A few days ago Craig asked me what bike I was wanting to race next year, a topic I am always keen on discussing, and had been milling over myself on the interweb just the day before. "You know, I am thinking about racing a Stumpjumper." Not exactly what he was thinking I would say but none the less he listened as I told of the merits of bikes with loads of travel that only weigh what my hardtails did 10 years ago.
So yesterday he alerted me of this cool interweb contest of sorts to choose the members of the first ever assembled Stumpjumper Trail Crew, This looks right up my ally, so here I am officially throwing my name in the hat and making my case why I belong as one of the 8 founding members.
They are looking for avid mountain bikers who ride a lot. A lot is a fairly relaitve phrase, but I do not believe their are any circles of mountain bikers that would not consider the amount that I ride as a lot. A little snapshot of the past three days has my tally of miles aboard 4 inches of travel and tires wider than 2 inches as firmly over 150. In the greater picture I have consistently been logging miles in dirt for the last 15 years of my life, I have taken the wonderful opportunity to ride dirt pedal bikes in every corner of the country, on all manner of terrain, both riding and racing. I am an avid mountain biker that rides a lot.
They want people who can tell a good story. That will be a little harder for me to quantify. But I do have a few stories in my bag that sound good around a campfire. Do you want to hear about the time Amber and I were four wheel drifting corners in a deluge of rain to get down to the Mah Da Hey trail in North Dakota, only to discover the next day we were on a knifes edge ridge with death plummets on either side. Or the time I was racing in Steamboat Springs in a 24 hour race and got blown of my bike by lightning. I like my story of my first 12 hour race in Nebraska, Amber, Her Dad, and I-with a collection of crappy lights, a half a loaf of bread, some peanut butter. I also like the story about my Dad and I sleeping in the airport in Vancouver. I have a nice little tale of riding on the Navajo Reservation and coming across people living at in the middle of NOWHERE offering me food and tea. There are plenty of stories from my first 27 years of life, there should be many more to come, and I feel I am pretty decent at telling them.

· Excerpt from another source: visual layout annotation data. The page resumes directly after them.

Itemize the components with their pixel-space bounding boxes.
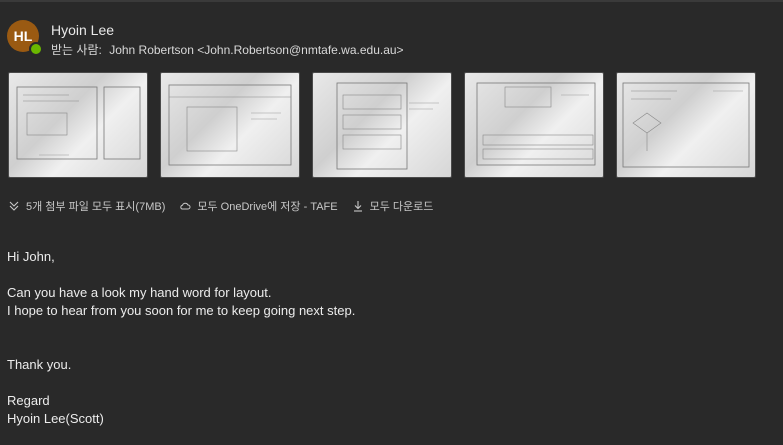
show-all-label: 5개 첨부 파일 모두 표시(7MB) (26, 201, 166, 213)
presence-available-icon (29, 42, 43, 56)
attachment-thumbnail-2[interactable] (160, 72, 300, 178)
sketch-image-icon (168, 84, 292, 166)
attachment-thumbnail-3[interactable] (312, 72, 452, 178)
attachment-thumbnail-1[interactable] (8, 72, 148, 178)
sender-name[interactable]: Hyoin Lee (51, 22, 114, 38)
cloud-icon (180, 202, 191, 210)
recipient-row: 받는 사람: John Robertson <John.Robertson@nm… (51, 41, 408, 58)
download-all-label: 모두 다운로드 (369, 201, 434, 213)
sketch-image-icon (16, 86, 141, 160)
body-line-2: I hope to hear from you soon for me to k… (7, 303, 356, 318)
sketch-image-icon (622, 82, 750, 168)
attachment-actions: 5개 첨부 파일 모두 표시(7MB) 모두 OneDrive에 저장 - TA… (8, 198, 447, 214)
save-onedrive-label: 모두 OneDrive에 저장 - TAFE (197, 201, 338, 213)
chevron-double-down-icon (9, 201, 19, 211)
show-all-attachments-button[interactable]: 5개 첨부 파일 모두 표시(7MB) (8, 198, 165, 214)
thanks-line: Thank you. (7, 357, 72, 372)
message-body: Hi John, Can you have a look my hand wor… (7, 248, 355, 428)
sketch-image-icon (336, 82, 439, 170)
greeting: Hi John, (7, 249, 55, 264)
attachment-strip (8, 72, 758, 178)
sketch-image-icon (476, 82, 596, 166)
top-divider (0, 0, 783, 2)
download-icon (353, 201, 362, 212)
avatar-initials: HL (13, 28, 33, 44)
recipient-value[interactable]: John Robertson <John.Robertson@nmtafe.wa… (109, 43, 403, 57)
attachment-thumbnail-4[interactable] (464, 72, 604, 178)
body-line-1: Can you have a look my hand word for lay… (7, 285, 272, 300)
attachment-thumbnail-5[interactable] (616, 72, 756, 178)
closing-line: Regard (7, 393, 50, 408)
message-header: HL Hyoin Lee 받는 사람: John Robertson <John… (7, 18, 767, 58)
save-to-onedrive-button[interactable]: 모두 OneDrive에 저장 - TAFE (179, 198, 338, 214)
signature-line: Hyoin Lee(Scott) (7, 411, 104, 426)
recipient-label: 받는 사람: (51, 43, 102, 57)
download-all-button[interactable]: 모두 다운로드 (352, 198, 434, 214)
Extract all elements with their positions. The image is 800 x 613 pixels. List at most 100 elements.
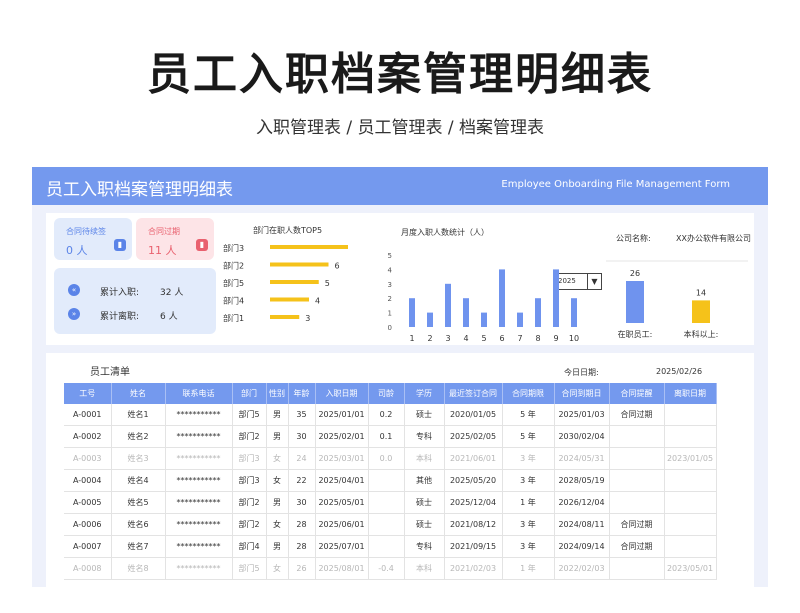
- table-cell: 姓名2: [111, 425, 166, 448]
- table-cell: ***********: [165, 535, 233, 558]
- table-row: A-0008 姓名8 *********** 部门5 女 26 2025/08/01 -0.4…: [64, 557, 717, 580]
- table-cell: [609, 469, 665, 492]
- dept-chart-title: 部门在职人数TOP5: [253, 226, 323, 235]
- dashboard-panel: 合同待续签 0 人 ▮ 合同过期 11 人 ▮ « 累计入职: 32 人 » 累…: [46, 213, 754, 345]
- table-row: A-0001 姓名1 *********** 部门5 男 35 2025/01/01 0.2 硕…: [64, 404, 717, 426]
- table-cell: 专科: [404, 535, 445, 558]
- table-cell: 2024/05/31: [554, 447, 610, 470]
- column-header: 学历: [404, 383, 445, 404]
- table-cell: 2025/07/01: [315, 535, 369, 558]
- table-header-row: 工号 姓名 联系电话 部门 性别 年龄 入职日期 司龄 学历 最近签订合同 合同期限 合同到期日 合同提…: [64, 383, 717, 404]
- table-cell: 姓名5: [111, 491, 166, 514]
- table-cell: A-0006: [64, 513, 112, 536]
- table-cell: 5 年: [502, 425, 555, 448]
- table-cell: A-0004: [64, 469, 112, 492]
- chart-icon: ▮: [196, 239, 208, 251]
- chevron-down-icon[interactable]: ▼: [587, 274, 601, 289]
- column-header: 最近签订合同: [444, 383, 503, 404]
- table-row: A-0007 姓名7 *********** 部门4 男 28 2025/07/01 专科 20…: [64, 535, 717, 558]
- card-label: 合同待续签: [66, 227, 106, 236]
- table-cell: 3 年: [502, 513, 555, 536]
- month-x-tick: 1: [409, 334, 414, 343]
- table-cell: 2025/02/05: [444, 425, 503, 448]
- month-x-tick: 4: [463, 334, 468, 343]
- total-onboard-label: 累计入职:: [100, 288, 140, 298]
- column-header: 工号: [64, 383, 112, 404]
- total-leave-value: 6 人: [160, 312, 178, 322]
- table-cell: [609, 491, 665, 514]
- table-row: A-0003 姓名3 *********** 部门3 女 24 2025/03/01 0.0 本…: [64, 447, 717, 470]
- banner-title: 员工入职档案管理明细表: [46, 180, 233, 200]
- double-right-icon: »: [68, 308, 80, 320]
- table-cell: 部门3: [232, 447, 267, 470]
- column-header: 司龄: [368, 383, 405, 404]
- employee-table: 工号 姓名 联系电话 部门 性别 年龄 入职日期 司龄 学历 最近签订合同 合同期限 合同到期日 合同提…: [64, 383, 717, 580]
- table-cell: ***********: [165, 557, 233, 580]
- table-cell: 男: [266, 491, 289, 514]
- month-y-tick: 1: [388, 310, 392, 318]
- table-cell: 部门2: [232, 491, 267, 514]
- table-cell: 女: [266, 447, 289, 470]
- double-left-icon: «: [68, 284, 80, 296]
- dept-category-label: 部门5: [223, 278, 244, 288]
- dept-value-label: 3: [305, 314, 310, 323]
- table-cell: 2022/02/03: [554, 557, 610, 580]
- month-x-tick: 7: [517, 334, 522, 343]
- stat-category-label: 本科以上:: [684, 329, 719, 339]
- table-cell: [664, 513, 717, 536]
- table-cell: 部门5: [232, 557, 267, 580]
- dept-value-label: 5: [325, 279, 330, 288]
- table-cell: 0.2: [368, 404, 405, 426]
- month-x-tick: 3: [445, 334, 450, 343]
- month-bar: [499, 269, 505, 327]
- table-cell: 2025/12/04: [444, 491, 503, 514]
- table-cell: 5 年: [502, 404, 555, 426]
- month-y-tick: 0: [388, 324, 392, 332]
- dept-value-label: 6: [335, 262, 340, 271]
- table-cell: 女: [266, 557, 289, 580]
- month-x-tick: 5: [481, 334, 486, 343]
- table-cell: 0.0: [368, 447, 405, 470]
- table-cell: 2023/05/01: [664, 557, 717, 580]
- column-header: 离职日期: [664, 383, 717, 404]
- month-bar: [463, 298, 469, 327]
- table-cell: [609, 425, 665, 448]
- table-cell: 1 年: [502, 491, 555, 514]
- table-cell: A-0007: [64, 535, 112, 558]
- table-cell: ***********: [165, 491, 233, 514]
- employee-list-title: 员工清单: [90, 367, 130, 378]
- monthly-onboard-chart: 012345123456789101112: [388, 252, 580, 343]
- month-x-tick: 8: [535, 334, 540, 343]
- table-cell: 姓名6: [111, 513, 166, 536]
- table-cell: 女: [266, 513, 289, 536]
- table-cell: 部门2: [232, 513, 267, 536]
- table-cell: 2026/12/04: [554, 491, 610, 514]
- table-cell: A-0002: [64, 425, 112, 448]
- table-cell: 女: [266, 469, 289, 492]
- table-cell: 2023/01/05: [664, 447, 717, 470]
- stat-bar: [626, 281, 644, 323]
- sheet-banner: 员工入职档案管理明细表 Employee Onboarding File Man…: [32, 167, 768, 205]
- dept-category-label: 部门2: [223, 261, 244, 271]
- table-cell: 2025/01/01: [315, 404, 369, 426]
- table-cell: 男: [266, 535, 289, 558]
- page-subtitle: 入职管理表 / 员工管理表 / 档案管理表: [255, 118, 545, 138]
- table-cell: [368, 535, 405, 558]
- table-cell: [664, 535, 717, 558]
- month-x-tick: 2: [427, 334, 432, 343]
- column-header: 姓名: [111, 383, 166, 404]
- month-y-tick: 4: [388, 266, 393, 274]
- table-cell: [609, 447, 665, 470]
- table-cell: A-0005: [64, 491, 112, 514]
- table-cell: [368, 469, 405, 492]
- table-cell: A-0008: [64, 557, 112, 580]
- total-onboard-value: 32 人: [160, 288, 184, 298]
- table-cell: 2024/08/11: [554, 513, 610, 536]
- dept-bar: [270, 315, 300, 319]
- monthly-chart-title: 月度入职人数统计（人）: [401, 228, 489, 237]
- today-date-value: 2025/02/26: [656, 367, 703, 376]
- table-cell: 2025/05/01: [315, 491, 369, 514]
- table-cell: ***********: [165, 513, 233, 536]
- table-cell: 3 年: [502, 469, 555, 492]
- card-contract-expired: 合同过期 11 人 ▮: [136, 218, 214, 260]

Now it does look like I may be a little more racer boy than they are looking for here in this group, and I will never claim to be otherwise. Even though my legs are not shaved and I log a lot more hours on fat tires than skinny I believe in racing. At its most basic level it is an all out trail ride with good friends, the more complex element involves combining your values with long term projections, making a plan and then laying your soul on the line to see what your made of(that all can be a frightening prospect, and may never overcome). I believe I have a balance between the different sides of racing, and the MTB industry would do well to take a cue from myself and my many racing mates on how to throw down and still keep our world attractive to the outsiders looking in.
I also fit right in on the trail care side if the coin. My father and I initially created the trails that have mutated into Lake Wilson's supreme dream ribbon. Myself and my trail partner Bob Behrens scratched in a network of trails along the Arkansas River in Great Bend, KS. And now that I am in Kansas City I have put many hours into the beginning of the masterpiece that will be Swope Park. There is absolutely nothing that gets my crank turning like Swope Park-the future is so exciting for the miles and miles of steep rocky root infested trails that will be smack in the heart of Kansas City, Missouri.
Specialized wants riders that can lead group rides. I think I am well qualified in that regard. Currently I lead 3 rides a week for Spin Pizza, and every weekend we do not race put together a small band of rangers to assault either Landahl or Swope. I also guided in this cool little mountain biking location called Moab, Utah for 6 months. This is a duty I can perform at a high proficiency level.
Specialized wants riders that respect and our respected by their mountain biking peers. I know how hard I have worked so that I can feel I have my place in our greater mountain bike community. Anyone who I witness take the time and make the effort to really live out what they love in bikes is a friend of mine. I can not speak for everyone out there but I believe they feel the same of me. If that is true of you reading this I would appreciate you leaving a note in the comments for me to prove this to Specialized's Stumpjumper Trail Crew assembly team.
There is my pitch, I will hope for the best, which is hands loose on the bars, elbows bent, hips floating over the saddle, left foot leading, bike leaning subtly inside, eyeing the outside bank in the bench, that should give you just enough time to straighten it up to bump jump the root garden just ahead.